HUD’s new guidelines represent an attempt to stay within the program’s Congressional appropriation and to spread that money to as many tenants as possible. This isn’t a “cut” in the federal housing program; it’s a debate over how much more to spend. The Section 8 program remains entirely intact.
The Democratic politicians protesting yesterday, however, expect growth without end. Mr. Cuomo went so far as to call HUD’s new guidelines a “contravention of the basic role of the department.” HUD, he said, is “supposed to be advocating and supporting affordable housing; it is not supposed to be a destroyer or an eliminator of affordable housing.” Yet, rather than Mr. Cuomo’s vision of welfare without end, we prefer the mission that the current housing secretary, Alphonso Jackson, described in congressional testimony last week: “A compassionate nation must ensure that those Americans served by HUD…live in a healthy and secure environment and have access to tools and opportunities that will help them move toward self-sufficiency.”
The Section 8 program, as Harvard scholar Howard Husock has noted, is “the last vestige of welfare without the reform.” Section 8 vouchers, unlike welfare, resemble an open-ended entitlement in that no time limit applies to them. To qualify for the program and to avoid paying more in rent, families need to keep their incomes low. The program discourages work and encourages dependency.

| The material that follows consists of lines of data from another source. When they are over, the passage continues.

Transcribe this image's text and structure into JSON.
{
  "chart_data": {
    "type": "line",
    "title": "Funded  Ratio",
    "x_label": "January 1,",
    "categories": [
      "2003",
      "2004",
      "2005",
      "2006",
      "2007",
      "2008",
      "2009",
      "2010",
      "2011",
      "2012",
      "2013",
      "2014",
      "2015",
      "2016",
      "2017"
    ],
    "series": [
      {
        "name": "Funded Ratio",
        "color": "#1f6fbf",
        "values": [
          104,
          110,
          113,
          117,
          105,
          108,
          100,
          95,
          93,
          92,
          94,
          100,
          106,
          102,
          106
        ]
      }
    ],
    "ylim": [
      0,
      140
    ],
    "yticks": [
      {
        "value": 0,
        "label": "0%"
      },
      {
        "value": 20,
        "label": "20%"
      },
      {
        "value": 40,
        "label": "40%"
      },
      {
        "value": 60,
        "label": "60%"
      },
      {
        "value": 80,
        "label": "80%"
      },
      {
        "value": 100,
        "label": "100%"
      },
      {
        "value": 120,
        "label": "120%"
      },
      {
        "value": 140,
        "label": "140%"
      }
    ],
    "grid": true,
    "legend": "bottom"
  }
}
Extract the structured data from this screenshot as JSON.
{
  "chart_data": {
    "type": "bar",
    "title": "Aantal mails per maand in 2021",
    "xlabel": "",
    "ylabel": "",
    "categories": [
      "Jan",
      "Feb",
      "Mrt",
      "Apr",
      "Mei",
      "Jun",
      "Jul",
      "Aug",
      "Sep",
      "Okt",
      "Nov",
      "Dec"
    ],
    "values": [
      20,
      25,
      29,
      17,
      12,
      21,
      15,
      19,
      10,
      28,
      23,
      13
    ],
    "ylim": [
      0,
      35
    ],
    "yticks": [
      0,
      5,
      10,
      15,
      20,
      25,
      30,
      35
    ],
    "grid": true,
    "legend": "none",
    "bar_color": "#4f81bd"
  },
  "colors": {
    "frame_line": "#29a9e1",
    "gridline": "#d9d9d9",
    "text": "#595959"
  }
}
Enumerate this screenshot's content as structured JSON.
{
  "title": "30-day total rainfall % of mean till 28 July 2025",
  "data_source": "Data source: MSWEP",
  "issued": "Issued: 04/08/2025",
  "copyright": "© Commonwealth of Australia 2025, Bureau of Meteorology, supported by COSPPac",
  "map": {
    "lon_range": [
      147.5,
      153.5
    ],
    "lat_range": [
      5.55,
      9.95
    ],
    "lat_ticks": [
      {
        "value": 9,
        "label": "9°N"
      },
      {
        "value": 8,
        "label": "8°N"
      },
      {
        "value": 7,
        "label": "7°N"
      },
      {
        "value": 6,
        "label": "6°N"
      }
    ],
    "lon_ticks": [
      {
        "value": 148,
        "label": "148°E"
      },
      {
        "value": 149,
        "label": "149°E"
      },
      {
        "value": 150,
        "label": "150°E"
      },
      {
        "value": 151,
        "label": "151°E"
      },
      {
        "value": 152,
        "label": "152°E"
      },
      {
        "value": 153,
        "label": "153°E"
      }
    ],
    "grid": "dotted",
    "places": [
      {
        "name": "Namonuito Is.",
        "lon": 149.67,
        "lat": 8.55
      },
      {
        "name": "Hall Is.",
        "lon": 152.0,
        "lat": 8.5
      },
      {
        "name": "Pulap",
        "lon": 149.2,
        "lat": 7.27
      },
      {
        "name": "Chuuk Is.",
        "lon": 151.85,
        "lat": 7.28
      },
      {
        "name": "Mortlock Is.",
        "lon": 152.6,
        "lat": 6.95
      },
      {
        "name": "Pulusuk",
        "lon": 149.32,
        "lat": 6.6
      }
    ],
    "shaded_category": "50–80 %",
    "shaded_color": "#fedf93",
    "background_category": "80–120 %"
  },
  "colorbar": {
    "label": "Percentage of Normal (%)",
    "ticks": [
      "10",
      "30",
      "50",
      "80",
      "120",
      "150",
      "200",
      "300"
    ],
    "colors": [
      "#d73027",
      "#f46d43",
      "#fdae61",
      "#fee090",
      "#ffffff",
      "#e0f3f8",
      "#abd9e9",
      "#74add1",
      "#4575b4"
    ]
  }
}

Marrying a wage-earner makes little economic sense, too, under the Section 8 guidelines: As Mr. Husock writes on the City Journal Web site, “Overall, out of the 1 million or so non-elderly, non-disabled Section-8 households, single parents head 783,000.”
Somehow, the Section 8 program escaped the welfare-reform effort that aimed to end such perverse incentives and break the culture of dependency that they foster. The Bush administration has proposed a series of reforms to Section 8 for next year that aim at promoting self-sufficiency rather than dependence. But they would also help eliminate one of the country’s last old-style, big-government welfare programs. That’s really what the Coalition to Save America’s Affordable Housing is trying to prevent. Maybe a better name for the group would be the Coalition to Prevent Self-Sufficiency.